HSS or carbide tools
drill chuck
a large assortment of drill bits, taps and dies
Lots of reading articles and watching you tube videos
Patience

read these articles
http://content.penturners.org/library/general_reference/taps_dies_kitless.pdf
http://content.penturners.org/library/pens/kitlessclickpen.pdf
http://content.penturners.org/library/pens/kitless_pen.pdf
http://content.penturners.org/library/pens/fountain_pen_section.pdf

Next, watch this video, along with the rest of his videos
https://www.youtube.com/watch?v=4DQna36uThA&t=16s


----------



## magpens (Aug 12, 2017)

Lewis is right. . Make a few kit pens first. . But forget about the slimline pen kits; they won't give you much satisfaction when starting.
Sure they are cheap, but they are not easy for beginners.

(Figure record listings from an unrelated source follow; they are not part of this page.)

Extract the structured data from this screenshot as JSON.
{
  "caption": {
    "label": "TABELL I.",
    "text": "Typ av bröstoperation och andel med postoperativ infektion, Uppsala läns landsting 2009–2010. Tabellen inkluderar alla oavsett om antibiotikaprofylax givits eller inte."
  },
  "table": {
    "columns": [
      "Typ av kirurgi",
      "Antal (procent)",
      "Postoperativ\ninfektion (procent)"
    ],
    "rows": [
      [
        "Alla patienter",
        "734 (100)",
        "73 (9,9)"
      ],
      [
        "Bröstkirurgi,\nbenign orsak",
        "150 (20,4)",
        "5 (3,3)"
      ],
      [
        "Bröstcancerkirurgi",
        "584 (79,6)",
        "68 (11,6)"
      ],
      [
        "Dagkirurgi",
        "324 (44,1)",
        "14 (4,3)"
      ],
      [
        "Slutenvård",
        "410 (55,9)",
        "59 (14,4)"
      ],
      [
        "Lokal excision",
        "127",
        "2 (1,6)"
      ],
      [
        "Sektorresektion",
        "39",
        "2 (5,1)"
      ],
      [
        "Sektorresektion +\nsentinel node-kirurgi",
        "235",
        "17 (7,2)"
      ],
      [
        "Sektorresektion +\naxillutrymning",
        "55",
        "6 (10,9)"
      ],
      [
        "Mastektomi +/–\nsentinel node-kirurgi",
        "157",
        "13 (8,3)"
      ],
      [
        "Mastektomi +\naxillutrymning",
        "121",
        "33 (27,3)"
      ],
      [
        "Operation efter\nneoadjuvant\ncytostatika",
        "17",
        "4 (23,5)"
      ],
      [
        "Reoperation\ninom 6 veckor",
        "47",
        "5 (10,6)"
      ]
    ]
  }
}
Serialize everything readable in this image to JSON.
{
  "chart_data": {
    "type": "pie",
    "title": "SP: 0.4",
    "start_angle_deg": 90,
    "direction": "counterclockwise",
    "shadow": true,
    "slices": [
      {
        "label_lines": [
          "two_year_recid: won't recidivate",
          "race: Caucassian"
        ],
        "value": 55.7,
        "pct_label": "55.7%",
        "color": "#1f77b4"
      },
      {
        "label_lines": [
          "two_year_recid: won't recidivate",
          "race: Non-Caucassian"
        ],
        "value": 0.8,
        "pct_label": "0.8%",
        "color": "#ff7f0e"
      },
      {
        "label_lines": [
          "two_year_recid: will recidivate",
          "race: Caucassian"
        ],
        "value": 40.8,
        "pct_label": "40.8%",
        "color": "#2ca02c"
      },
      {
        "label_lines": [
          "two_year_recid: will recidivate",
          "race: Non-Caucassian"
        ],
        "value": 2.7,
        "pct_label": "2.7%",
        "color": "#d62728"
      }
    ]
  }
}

I would suggest you start by making several of each of the following kits in the order given:

1)  30 Caliber Bolt Action
2)  Sierra twist or equivalent - there are a lot of "equivalents" so ask someone about them.
3)  Jr. Gent or similar or another Jr. Series pen kit - again, do some research and ask someone.

Explore the pen kits offered by a few vendors such as ExoticBlanks and Beartoothwoods.
You need some interactive customer support and those vendors will give it, whereas the biggest vendor in your home state will not. . 
They do have some good products but you need to have some experience behind you in order to recognize them.
Read the Cheers and Jeers Forum on this website. 

As Lewis said, a self-centering headstock chuck would be very useful.
A Jacobs chuck for the tailstock is essential.

I recommend for starters a carbide cutting tool with a round carbide insert (12mm or so). . 

Spend some time in tool stores looking, talking, and listening. . And don't be swayed by everything you hear. . Confirm it here.


----------